Il lavoro da remoto ha cambiato in profondità, e in pochissimo tempo, il modo di lavorare di milioni di italiani. E anche oggi, sebbene la situazione sanitaria sia tornata quasi alla normalità, sono ancora sono ancora 3,6 milioni i lavoratori da remoto. Certo, i numeri sono inferiori di circa 500 mila unità rispetto al 2021, ma per l’immediato futuro è previsto un cambio di rotta. Come afferma la ricerca dell’Osservatorio Smart Working della School of Management del Politecnico di Milano, infatti, le previsioni parlano di un graduale aumento del lavoro da remoto nel corso del 2023, fino a 3,63 milioni, grazie al consolidamento dei modelli di smart working nelle grandi imprese e a un’ipotesi di incremento nel settore pubblico. 
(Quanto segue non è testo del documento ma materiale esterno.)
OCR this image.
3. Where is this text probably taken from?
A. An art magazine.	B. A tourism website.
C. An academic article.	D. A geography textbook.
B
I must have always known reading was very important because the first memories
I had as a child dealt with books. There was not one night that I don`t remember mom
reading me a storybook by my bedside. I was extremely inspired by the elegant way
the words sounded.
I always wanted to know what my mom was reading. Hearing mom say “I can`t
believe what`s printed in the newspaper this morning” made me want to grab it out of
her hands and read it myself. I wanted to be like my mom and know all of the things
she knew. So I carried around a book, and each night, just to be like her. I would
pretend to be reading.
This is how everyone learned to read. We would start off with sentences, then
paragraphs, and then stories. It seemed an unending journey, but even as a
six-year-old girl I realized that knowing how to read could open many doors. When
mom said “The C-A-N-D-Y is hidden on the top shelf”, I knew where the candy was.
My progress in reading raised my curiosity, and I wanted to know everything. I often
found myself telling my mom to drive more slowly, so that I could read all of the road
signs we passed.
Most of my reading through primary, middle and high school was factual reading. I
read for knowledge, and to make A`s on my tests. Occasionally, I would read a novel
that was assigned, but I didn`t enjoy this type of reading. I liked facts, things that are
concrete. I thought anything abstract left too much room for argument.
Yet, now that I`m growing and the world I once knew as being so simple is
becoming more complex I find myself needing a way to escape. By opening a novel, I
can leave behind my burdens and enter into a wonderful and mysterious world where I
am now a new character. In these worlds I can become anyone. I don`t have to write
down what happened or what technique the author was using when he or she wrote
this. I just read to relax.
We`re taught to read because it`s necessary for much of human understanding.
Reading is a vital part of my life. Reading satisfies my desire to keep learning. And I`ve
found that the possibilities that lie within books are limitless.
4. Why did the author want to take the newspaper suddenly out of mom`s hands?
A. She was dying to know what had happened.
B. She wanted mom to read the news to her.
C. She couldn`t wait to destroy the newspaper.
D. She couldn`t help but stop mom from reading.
Risparmi per lavoratori e aziende 

Un altro dato interessante che emerge dal report, in tempi in cui le bollette energetiche stanno schizzando verso l’alto, è che lo smart working consente larghi margini di risparmio, da entrambe le parti. Secondo i calcoli dell’Osservatorio, un lavoratore che operi due giorni a settimana da remoto risparmia in media circa 1.000 euro all’anno per effetto della diminuzione dei costi di trasporto. Nella stessa ipotesi di due giorni alla settimana di lavoro da remoto l’aumento dei costi dei consumi domestici di luce e gas può incidere però per 400 euro l’anno riducendo il risparmio complessivo a una media di 600 euro l’anno. Lo smart working consente una riduzione dei costi potenzialmente più significativa per le aziende: consentire ai dipendenti di svolgere le proprie attività lavorative fuori della sede per 2 giorni a settimana permette di ottimizzare l’utilizzo degli spazi isolando aree inutilizzate e riducendo i consumi, con un risparmio potenziale di circa 500 euro l’anno per ciascuna postazione. Se a questo si associa la decisione di ridurre gli spazi della sede del 30%, il risparmio può aumentare fino a 2.500 euro l’anno a lavoratore.

I nuovi spazi di lavoro

Proprio il tema degli spazi è uno dei nodi più “caldi” della questione smart working. L’esperienza forzata del lavoro lontano dall’ufficio e la volontà di favorire il rientro, anche se parziale, delle persone nelle sedi ha accresciuto nelle organizzazioni la consapevolezza di dover realizzare azioni sugli spazi di lavoro per creare ambienti che motivino e diano un senso al lavoro in ufficio, supportando in modo efficace le attività che più si prestano a essere svolte in questo contesto. Il 52% delle grandi imprese, il 30 % delle PMI e il 25% della PA ha già effettuato degli interventi di modifica degli ambienti o lo sta facendo in questi mesi. In prospettiva futura queste iniziative sono previste o in fase di valutazione nel 26% delle grandi imprese, nel 21% delle PA e nel 14% delle PMI. Il ripensamento degli spazi che sappia tener conto del diverso modo di lavorare delle persone rispetto al pre-pandemia è fondamentale per favorire il rientro in ufficio che, nel 68% delle grandi imprese e nel 45% delle PA, ha incontrato resistenze da parte delle persone. L’evoluzione futura dei modelli di smart working prevede sostanzialmente lo stesso numero di giorni da remoto di quelli attuali. Ma si prevedono nuovi modelli di workplace con “spazi identitari” e finalizzati a favorire la collaborazione e l’interazione con colleghi e stakeholder prima ancora che il lavoro individuale, oltre che da una maggiore diffusione e capillarità di sedi sul territorio anche con l’utilizzo di ambienti terzi come business center e spazi di coworking.